Much of bird watching involves creature identification, along with tracking seasonal migration.
However, this posting is about neither of these; rather, it treats obscure behaviours of a duck, the Hooded Merganser. The issue is that of the duck optimizing travel so as to minimize the energy required. As do many waterfowl, this duck both swims and flies. So, an example will be chosen from each mode of travel by using two pictures taken about an hour apart.
Swimming
Creatures that travel over the surface of water (ducks, otters, kayaks, supertankers) and are supported by buoyancy (so, are not planing) leave waves in their wake. It takes energy to create a wake and this is energy the creature must supply. Creating a wake requires work and so is a drag on travel.
The wake has a couple of components: divergent waves and transverse waves. The divergent waves spread laterally; the transverse waves lie at right angles to the direction of travel and are left behind. The transverse waves are the subject of this discussion.
Transverse waves are generated at two locations: the bow (front) and the stern (back) of the duck. As they superimpose in the wake, these two waves can either interfere constructively to produce large waves (producing a maximal drag), or interfere destructively to cancel one another (producing a minimal drag).
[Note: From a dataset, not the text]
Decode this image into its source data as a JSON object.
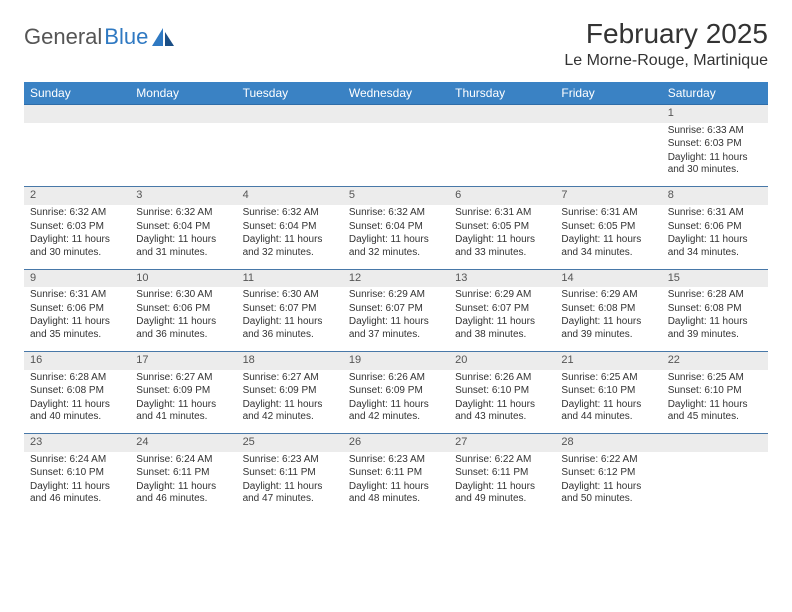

Which happens depends upon the speed of the duck and so is under the duck’s control. Of course, the Hooded Merganser does not calculate this, but rather senses the effort it takes to move and so travels at a speed that minimizes its wave drag.
While divergent waves remain, the hoodie’s transverse waves have been substantially canceled.

Flying
Flight involves two major forms of drag: parasitic and induced.
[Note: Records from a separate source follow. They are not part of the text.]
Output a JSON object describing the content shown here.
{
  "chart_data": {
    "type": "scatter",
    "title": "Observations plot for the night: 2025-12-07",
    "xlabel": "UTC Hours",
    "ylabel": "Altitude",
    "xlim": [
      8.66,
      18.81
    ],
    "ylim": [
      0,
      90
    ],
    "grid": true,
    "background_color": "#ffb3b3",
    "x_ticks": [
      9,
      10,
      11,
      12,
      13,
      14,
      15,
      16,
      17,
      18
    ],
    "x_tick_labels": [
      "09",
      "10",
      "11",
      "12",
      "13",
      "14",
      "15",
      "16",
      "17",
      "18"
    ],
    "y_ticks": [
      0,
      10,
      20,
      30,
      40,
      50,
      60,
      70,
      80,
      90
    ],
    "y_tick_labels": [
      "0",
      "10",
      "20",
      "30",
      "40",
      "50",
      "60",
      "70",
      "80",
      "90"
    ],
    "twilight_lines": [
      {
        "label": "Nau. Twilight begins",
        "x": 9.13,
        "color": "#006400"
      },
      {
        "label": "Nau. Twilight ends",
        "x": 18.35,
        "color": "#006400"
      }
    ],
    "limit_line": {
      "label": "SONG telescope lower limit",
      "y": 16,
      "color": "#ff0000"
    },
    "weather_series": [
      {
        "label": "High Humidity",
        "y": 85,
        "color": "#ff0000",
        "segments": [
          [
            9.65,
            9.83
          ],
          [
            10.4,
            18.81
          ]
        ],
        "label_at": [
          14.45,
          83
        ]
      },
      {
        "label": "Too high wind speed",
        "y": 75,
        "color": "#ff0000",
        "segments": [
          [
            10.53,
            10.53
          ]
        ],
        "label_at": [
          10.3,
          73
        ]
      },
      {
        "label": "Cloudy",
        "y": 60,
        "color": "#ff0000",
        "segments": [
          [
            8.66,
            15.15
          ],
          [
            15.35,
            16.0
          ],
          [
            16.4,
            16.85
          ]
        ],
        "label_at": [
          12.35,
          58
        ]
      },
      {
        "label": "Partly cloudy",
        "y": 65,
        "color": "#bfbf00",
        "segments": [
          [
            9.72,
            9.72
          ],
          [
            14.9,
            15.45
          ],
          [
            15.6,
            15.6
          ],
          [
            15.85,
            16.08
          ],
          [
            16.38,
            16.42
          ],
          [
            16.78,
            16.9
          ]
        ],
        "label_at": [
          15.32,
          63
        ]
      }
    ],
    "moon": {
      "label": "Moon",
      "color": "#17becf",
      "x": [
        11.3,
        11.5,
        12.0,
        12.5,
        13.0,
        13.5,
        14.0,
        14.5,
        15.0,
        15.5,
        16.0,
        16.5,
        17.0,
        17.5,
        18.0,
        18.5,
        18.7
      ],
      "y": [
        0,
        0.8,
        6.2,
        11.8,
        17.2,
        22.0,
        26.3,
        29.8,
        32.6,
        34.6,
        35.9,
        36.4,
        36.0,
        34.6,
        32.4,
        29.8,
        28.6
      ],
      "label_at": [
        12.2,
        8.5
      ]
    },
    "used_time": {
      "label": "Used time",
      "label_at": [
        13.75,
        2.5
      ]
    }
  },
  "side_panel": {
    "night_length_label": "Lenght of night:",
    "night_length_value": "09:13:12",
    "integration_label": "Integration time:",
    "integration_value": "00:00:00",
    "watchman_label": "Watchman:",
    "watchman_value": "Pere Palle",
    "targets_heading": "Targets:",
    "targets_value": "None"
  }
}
Parasitic drag results from energy lost to turbulent eddies shed by objects moving rapidly through the air, such as a runner, automobile, train, bird, or aircraft. Parasitic drag increases as the square of the speed.
Induced drag is equal to the force required to provide lift and results from the change in direction of air flow around a wing which supports the weight of the flying object. Induced drag changes inversely with the square of the speed.
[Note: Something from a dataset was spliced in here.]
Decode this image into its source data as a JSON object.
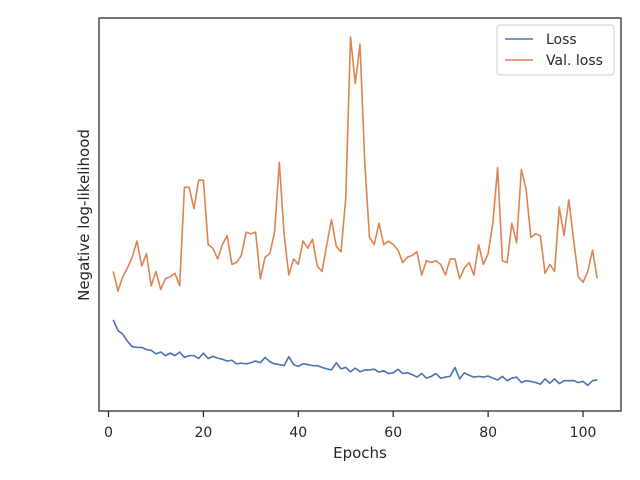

So, one type of drag increases with flight speed, the other decreases with flight speed. At some speed, the sum of the two drags has a minimum value: an optimal flight speed. Birds, including Hooded Mergansers, tend to fly at (or near) this optimal speed because it minimizes the energy required for flying.
However, the Hooded Merganser has an additional consideration: its hood (crest). Parasitic drag is proportional to the forward-facing cross-sectional area of the bird, and that area would include the hood if the bird were to keep it erected, so the bird collapses its hood when flying.
The hoodie collapses its hood (see previous picture) to minimize parasitic drag when flying.

While both of these behaviours — minimizing wave drag when swimming, minimizing parasitic drag when flying — easily pass unnoticed; each is crucial to the duck.
Female-duck mystery
It is a mystery to me why female ducks sit atop pilings in the early morning at the beginning of the breeding season. They don’t do this at other times. I have been watching female mallards do this for a number of weeks this year. But, the behaviour is not confined to mallards. Other years I have seen mergansers and goldeneyes also perch atop pilings, all of them females.
These females do not seem to be seeking a mate. Most have already paired off. Indeed, the mate is often on the water below, and after a while on the piling, she flies down and joins him.
Has this behaviour evolved? There have only been pilings on this lake for less than a century and a half. If, as is likely, the behaviour is ancient, what previous structure has been supplanted by the convenience of wooden pilings? (Ducks cannot perch on the conically topped metal pilings.)
Who knows the purpose of this behaviour?
Now is the brief season of female mallards perching atop pilings.